I apologize for bringing this topic up once more...I used to have a sand substrate. However, I got fed up with the maintenance it required. I decided to try the pool filter sand. Sadly, they do not sell the brands you guys are using and I am wondering if you could tell me what is the grain size of the common commercial pool filter sand which is mentioned so many times on the forum.

The quartz (silica) grains I have are around 0.8-1.5mm. It's relatively small compared to gravel but it's not as fine as the sand I used to have.

Thank you for your help.


----------



## Sprungster (Mar 17, 2008)

:thumb: any1?


----------



## pro zac (Apr 24, 2008)

i didnt know that pfs came in different sizes, i just bought the pfs that was at the supply house, well actually my friends a pool guy so he got it for me for free.


----------



## macclellan (Nov 30, 2006)

The PFS from Home Depot is much larger grain than from Lowes. Your mileage may vary.


----------



## Bizill (Jul 20, 2008)

my pfs, not being in front of me at this second, says something to the effect of "#20" iirc?


----------



## zazz (Apr 5, 2008)

i would say that my pool filter sand is the same as sugar.....if that helps.


----------



## magic_cichlid (Jun 30, 2003)

I got mine from Ace Hardware. $19 for 100 lbs, and it's a large grain size.
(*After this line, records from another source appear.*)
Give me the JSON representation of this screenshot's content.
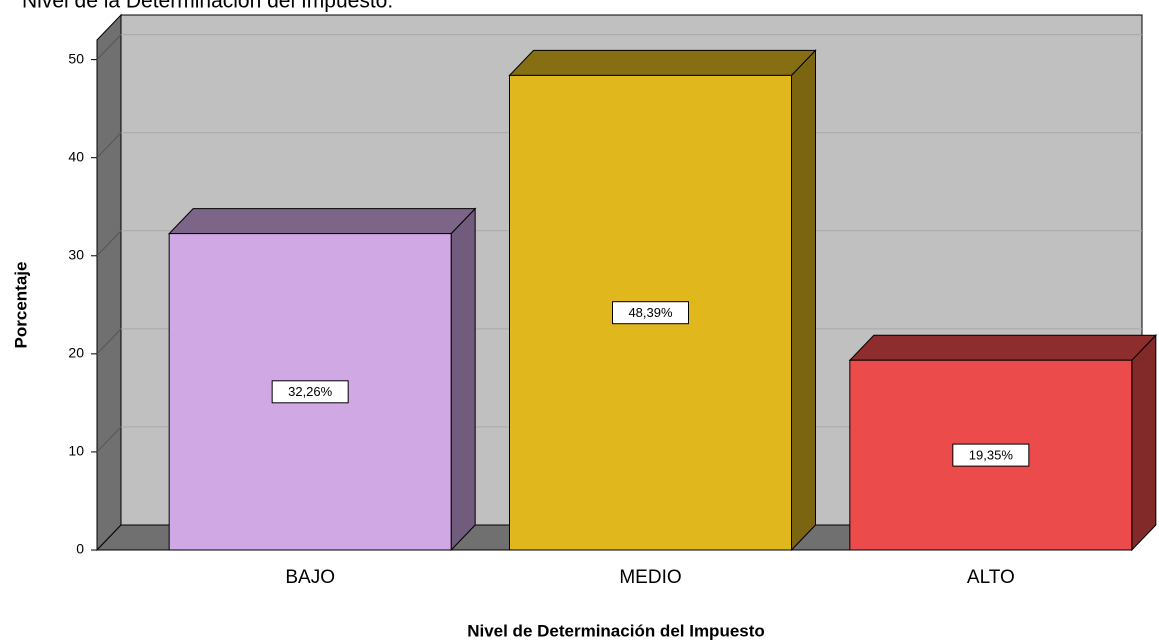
{
  "chart_data": {
    "type": "bar3d",
    "title": "Nivel de la Determinación del Impuesto:",
    "x_label": "Nivel de Determinación del Impuesto",
    "y_label": "Porcentaje",
    "categories": [
      "BAJO",
      "MEDIO",
      "ALTO"
    ],
    "values": [
      32.26,
      48.39,
      19.35
    ],
    "value_labels": [
      "32,26%",
      "48,39%",
      "19,35%"
    ],
    "colors": [
      "#cfa8e4",
      "#e0b81e",
      "#ec4b4b"
    ],
    "ylim": [
      0,
      52
    ],
    "yticks": [
      0,
      10,
      20,
      30,
      40,
      50
    ],
    "grid": true
  }
}
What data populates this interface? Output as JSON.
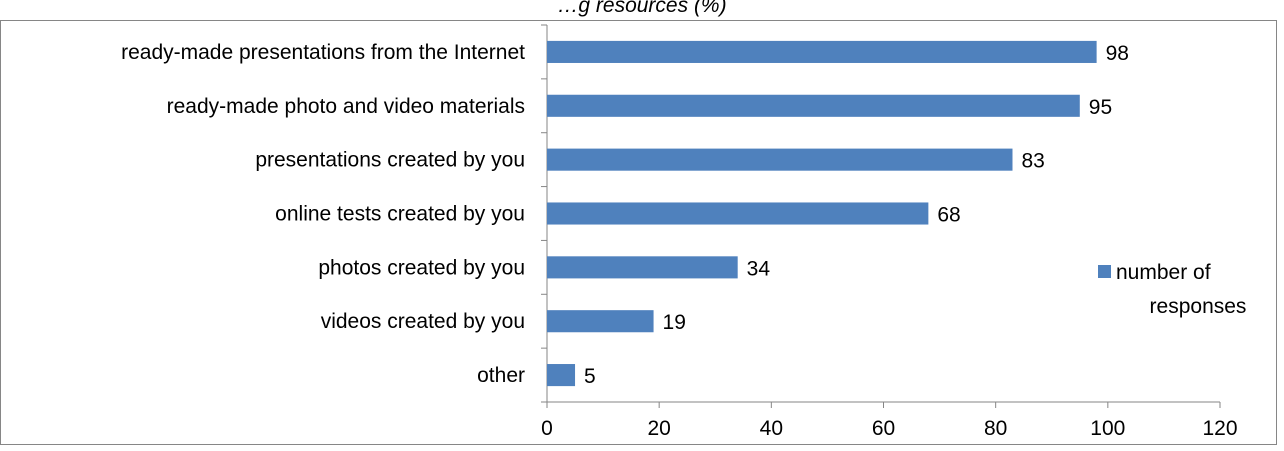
{
  "chart_data": {
    "type": "bar",
    "orientation": "horizontal",
    "title": "…g resources (%)",
    "categories": [
      "ready-made presentations from the Internet",
      "ready-made photo and video materials",
      "presentations created by you",
      "online tests created by you",
      "photos created by you",
      "videos created by you",
      "other"
    ],
    "series": [
      {
        "name": "number of responses",
        "values": [
          98,
          95,
          83,
          68,
          34,
          19,
          5
        ],
        "color": "#4F81BD"
      }
    ],
    "xlim": [
      0,
      120
    ],
    "xticks": [
      0,
      20,
      40,
      60,
      80,
      100,
      120
    ],
    "xlabel": "",
    "ylabel": "",
    "grid": false,
    "legend": {
      "position": "right",
      "lines": [
        "number of",
        "responses"
      ]
    }
  }
}
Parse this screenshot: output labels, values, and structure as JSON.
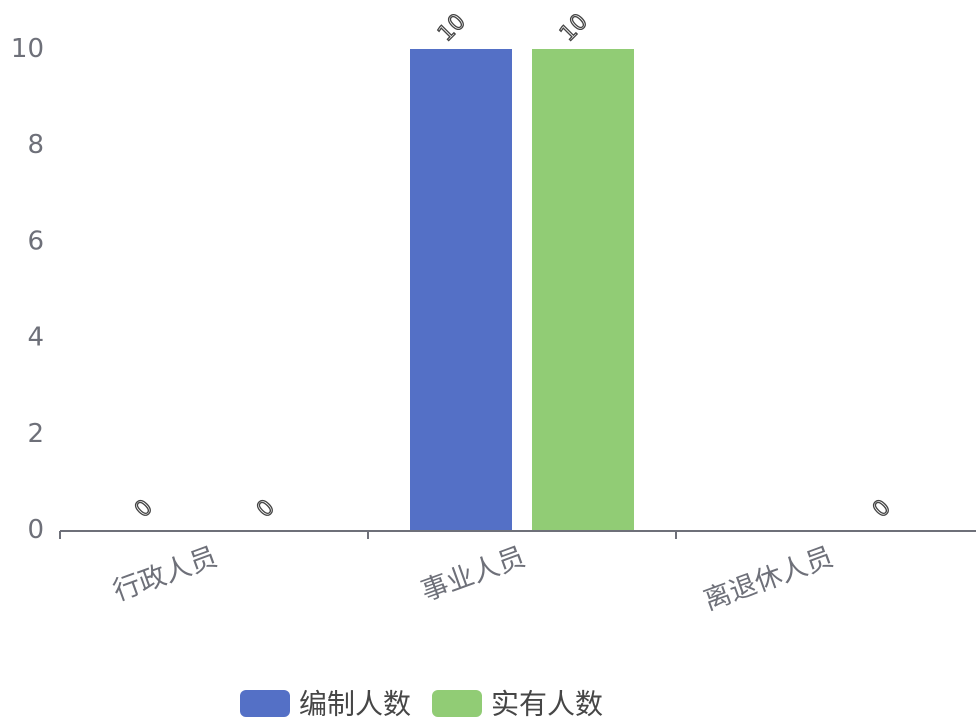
{
  "chart_data": {
    "type": "bar",
    "categories": [
      "行政人员",
      "事业人员",
      "离退休人员"
    ],
    "series": [
      {
        "name": "编制人数",
        "values": [
          0,
          10,
          null
        ],
        "color": "#5470c6"
      },
      {
        "name": "实有人数",
        "values": [
          0,
          10,
          0
        ],
        "color": "#91cc75"
      }
    ],
    "yticks": [
      0,
      2,
      4,
      6,
      8,
      10
    ],
    "ylim": [
      0,
      10
    ],
    "grid": false,
    "legend": "bottom",
    "data_labels": true,
    "axis_color": "#6e7079"
  }
}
I've had the Leslie's Pools sand too and I like Ace's better. Just a thought in case you have an Ace nearby.


----------



## pro zac (Apr 24, 2008)

lowes is expensive! at the pool supply houses its only $5 per 50lbs


----------



## Hoosier Tank (May 8, 2007)

magic_cichlid said:


> I got mine from Ace Hardware. $19 for 100 lbs, and it's a large grain size. I've had the Leslie's Pools sand too and I like Ace's better. Just a thought in case you have an Ace nearby.


"Location: Israel".... doubt if there is one close. :wink:


----------



## zazz (Apr 5, 2008)

erm ....ace hardware is wherever america goes..... so all the colonies have them...including the philippines and israel. :thumb:


----------



## magic_cichlid (Jun 30, 2003)

lol...sorry about that...a minor detail. :lol:


----------